Chicken burgers

Total: 1 hr 10 min. | Active: 1 hr 10 min.

Ingredients

for 4 person

Carrot puree
400 g carrots, peeled, cut in half lengthwise and crosswise
2 sprig thyme
1 piece aluminium foil
¼ tsp salt
1 tbsp olive oil
Charcoal/gas/electric grill:
chicken breasts (each approx. 170 g), halved crosswise
½ tbsp olive oil
¼ tsp salt
lye rolls, cut in half
Burgers
baby lettuce, whole leaves
cheese slices (e.g. Lucerne cream cheese), halved
50 g cherry tomatoes, cut into slices

How it's done

Carrot puree

Place the carrots and thyme on foil, seal the foil.

Charcoal/gas/electric grill: Cover and grill the carrots over/on a medium heat (approx. 200 °C for approx. 45 mins. until soft. Remove the thyme, puree the carrots with the salt and oil.

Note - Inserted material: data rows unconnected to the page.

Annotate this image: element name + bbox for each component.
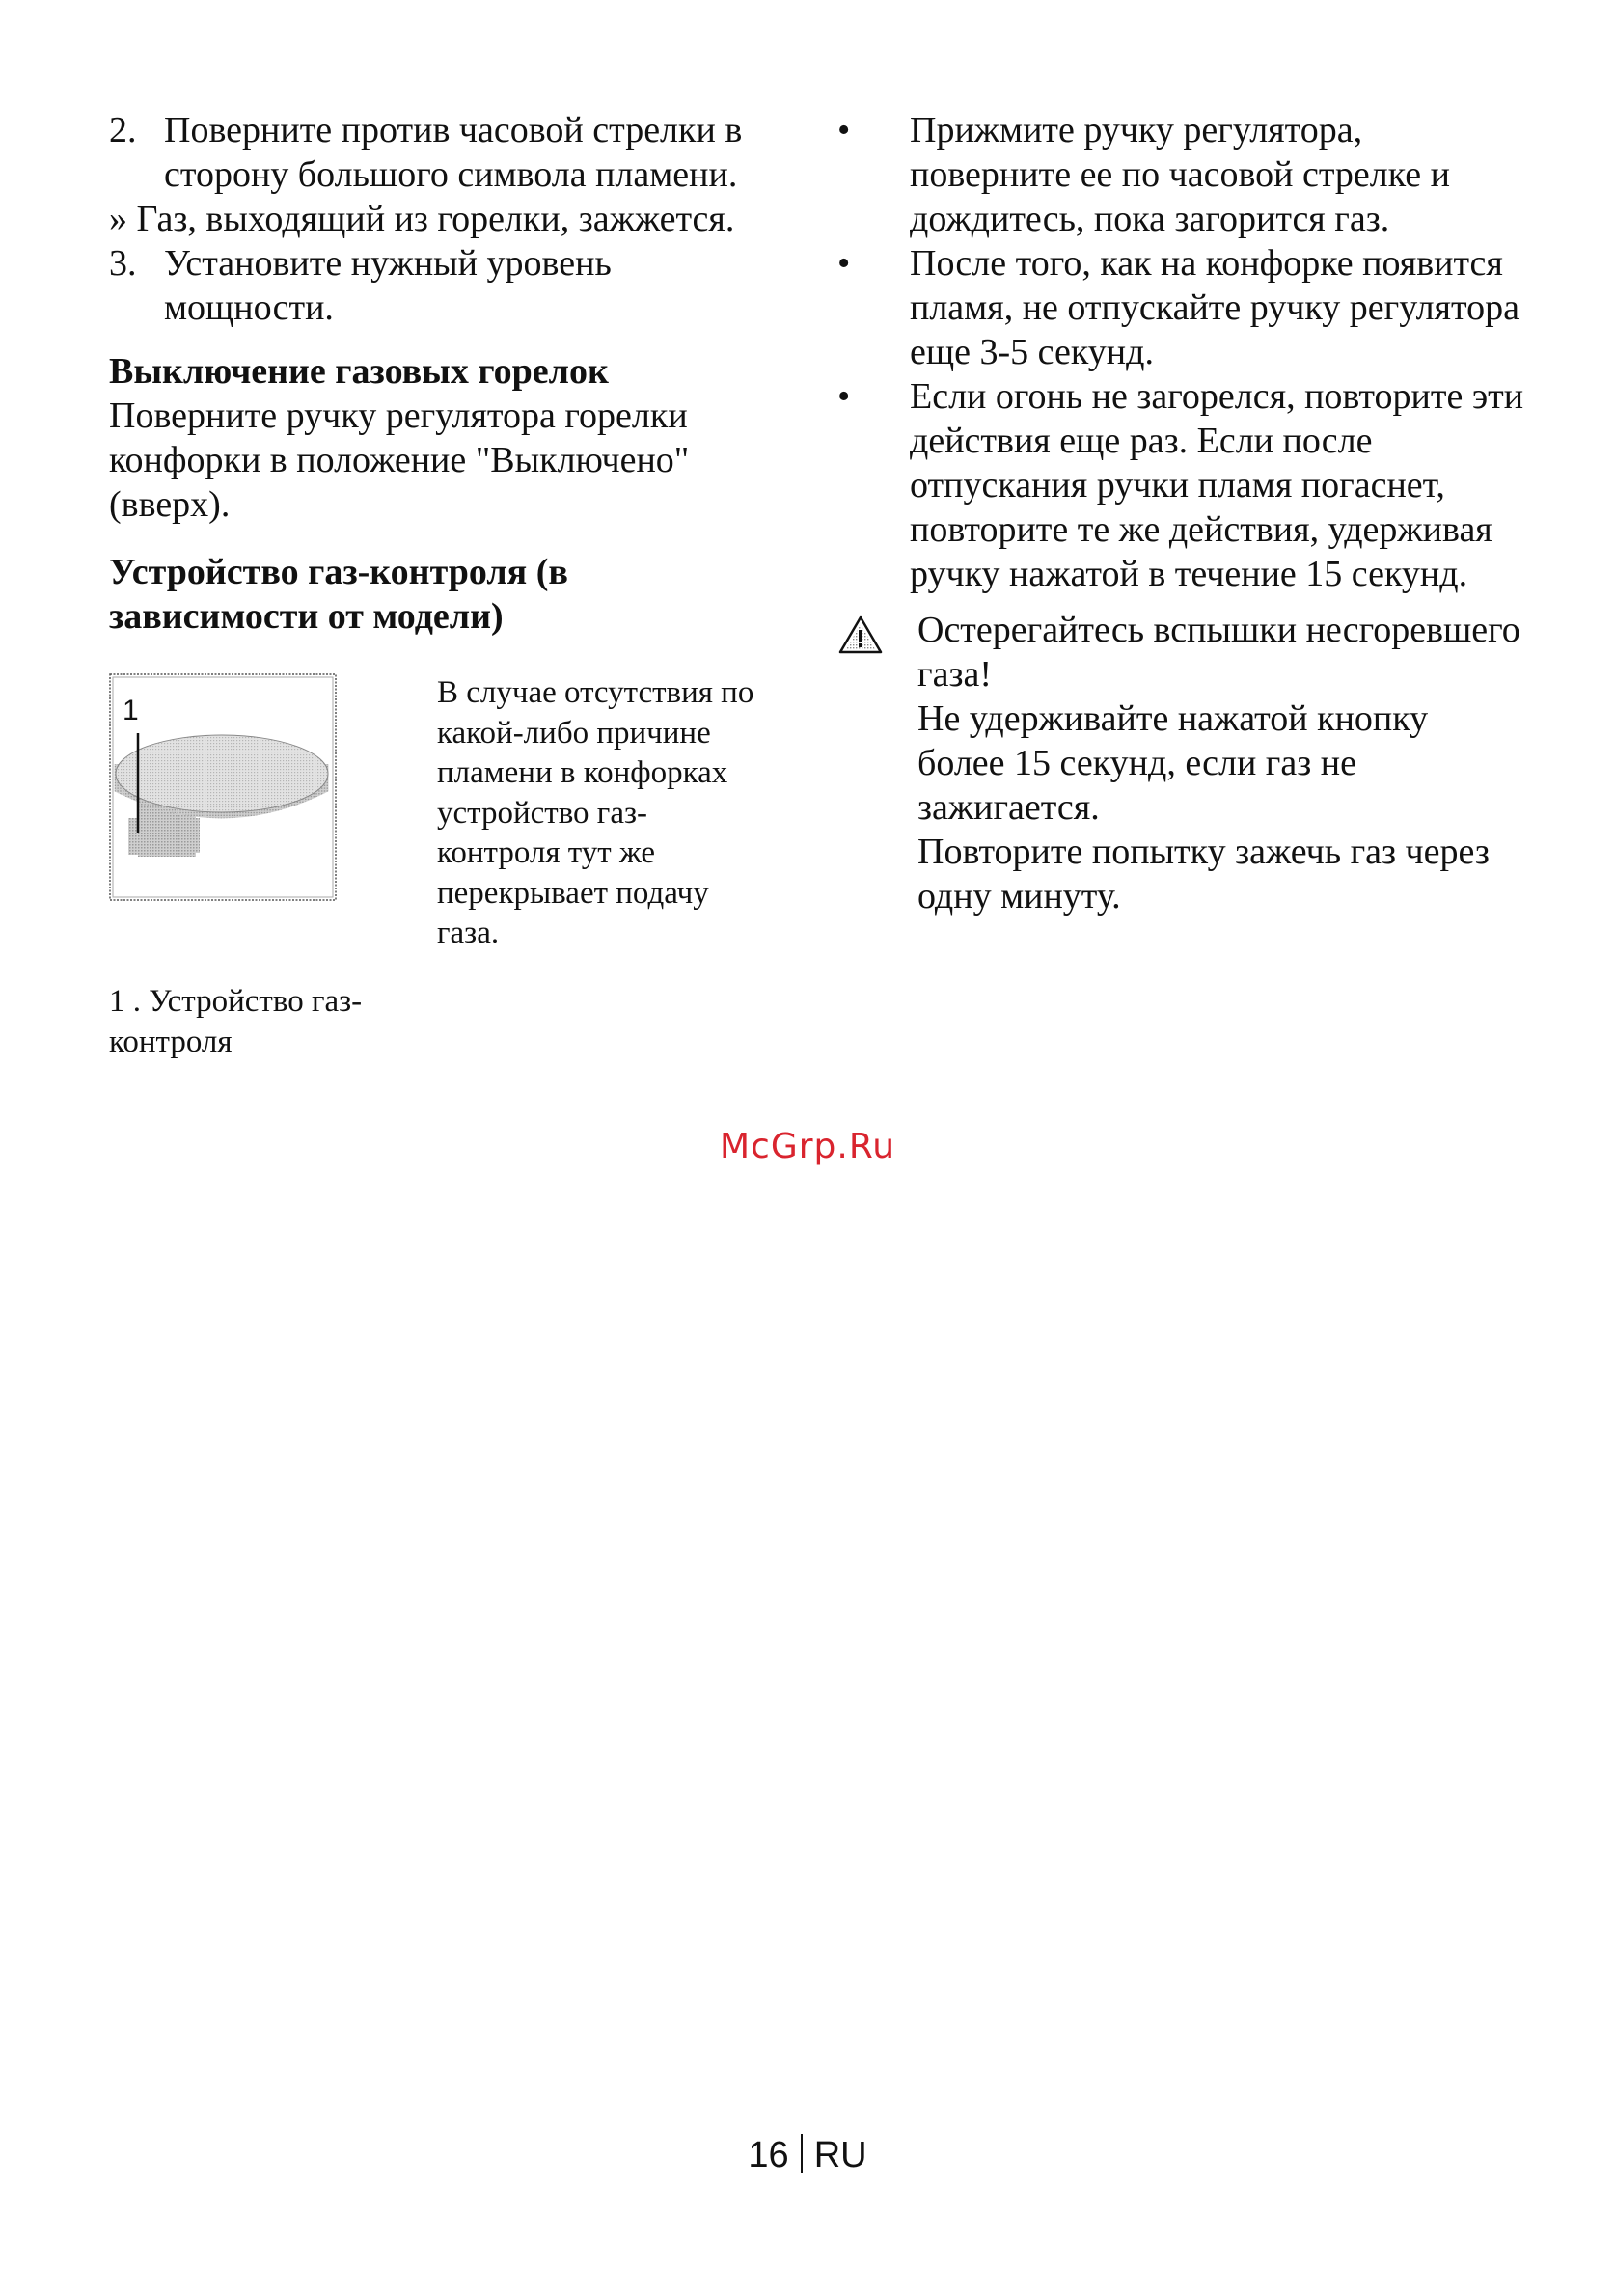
bullet-dot-icon: • (837, 110, 851, 150)
figure-caption: 1 . Устройство газ-контроля (109, 984, 363, 1059)
bullet-dot-icon: • (837, 376, 851, 417)
burner-illustration (109, 673, 337, 901)
step-text: Поверните против часовой стрелки в сторону большого символа пламени. (164, 110, 743, 195)
step-number: 3. (109, 243, 137, 284)
figure-row (109, 673, 784, 1059)
right-column (830, 108, 1524, 918)
bullet-item (830, 374, 1524, 596)
bullet-text: После того, как на конфорке появится пламя, не отпускайте ручку регулятора еще 3-5 секунд. (910, 243, 1519, 372)
bullet-item (830, 241, 1524, 374)
step-number: 2. (109, 110, 137, 150)
section-title-gas-control: Устройство газ-контроля (в зависимости от модели) (109, 552, 568, 637)
section-body-burner-off: Поверните ручку регулятора горелки конфорки в положение "Выключено" (вверх). (109, 396, 690, 525)
warning-block (830, 608, 1524, 918)
warning-line-3: Повторите попытку зажечь газ через одну минуту. (917, 832, 1490, 916)
bullet-dot-icon: • (837, 243, 851, 284)
step-text: Установите нужный уровень мощности. (164, 243, 612, 328)
step-result: » Газ, выходящий из горелки, зажжется. (109, 199, 735, 239)
page-language: RU (813, 2135, 867, 2175)
footer-separator (801, 2134, 803, 2173)
page-footer (0, 2134, 1615, 2176)
left-column (109, 108, 784, 1059)
figure-description: В случае отсутствия по какой-либо причине пламени в конфорках устройство газ-контроля тут же перекрывает подачу газа. (437, 675, 754, 950)
step-3 (109, 241, 784, 330)
warning-triangle-icon (838, 615, 883, 654)
bullet-item (830, 108, 1524, 241)
warning-line-1: Остерегайтесь вспышки несгоревшего газа! (917, 610, 1520, 695)
bullet-text: Прижмите ручку регулятора, поверните ее по часовой стрелке и дождитесь, пока загорится газ. (910, 110, 1450, 239)
bullet-text: Если огонь не загорелся, повторите эти действия еще раз. Если после отпускания ручки пламя погаснет, повторите те же действия, удерживая ручку нажатой в течение 15 секунд. (910, 376, 1524, 594)
figure-label: 1 (123, 695, 139, 726)
warning-line-2: Не удерживайте нажатой кнопку более 15 секунд, если газ не зажигается. (917, 698, 1429, 828)
section-title-burner-off: Выключение газовых горелок (109, 351, 609, 392)
watermark: McGrp.Ru (719, 1127, 896, 1166)
step-2 (109, 108, 784, 197)
page-number: 16 (748, 2135, 789, 2175)
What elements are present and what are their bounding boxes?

Charcoal/gas/electric grill:

Brush the chicken breasts with oil, season with salt. Grill over/on a medium heat (approx. 220 °C for approx. 4 mins. on each side. Grill the halved burger buns alongside for the final 2 mins.

Burgers

Spread the carrot puree over the top and bottom half of each burger bun. Add the lettuce, chicken, cheese and cherry tomatoes, cover with the top half of the bun.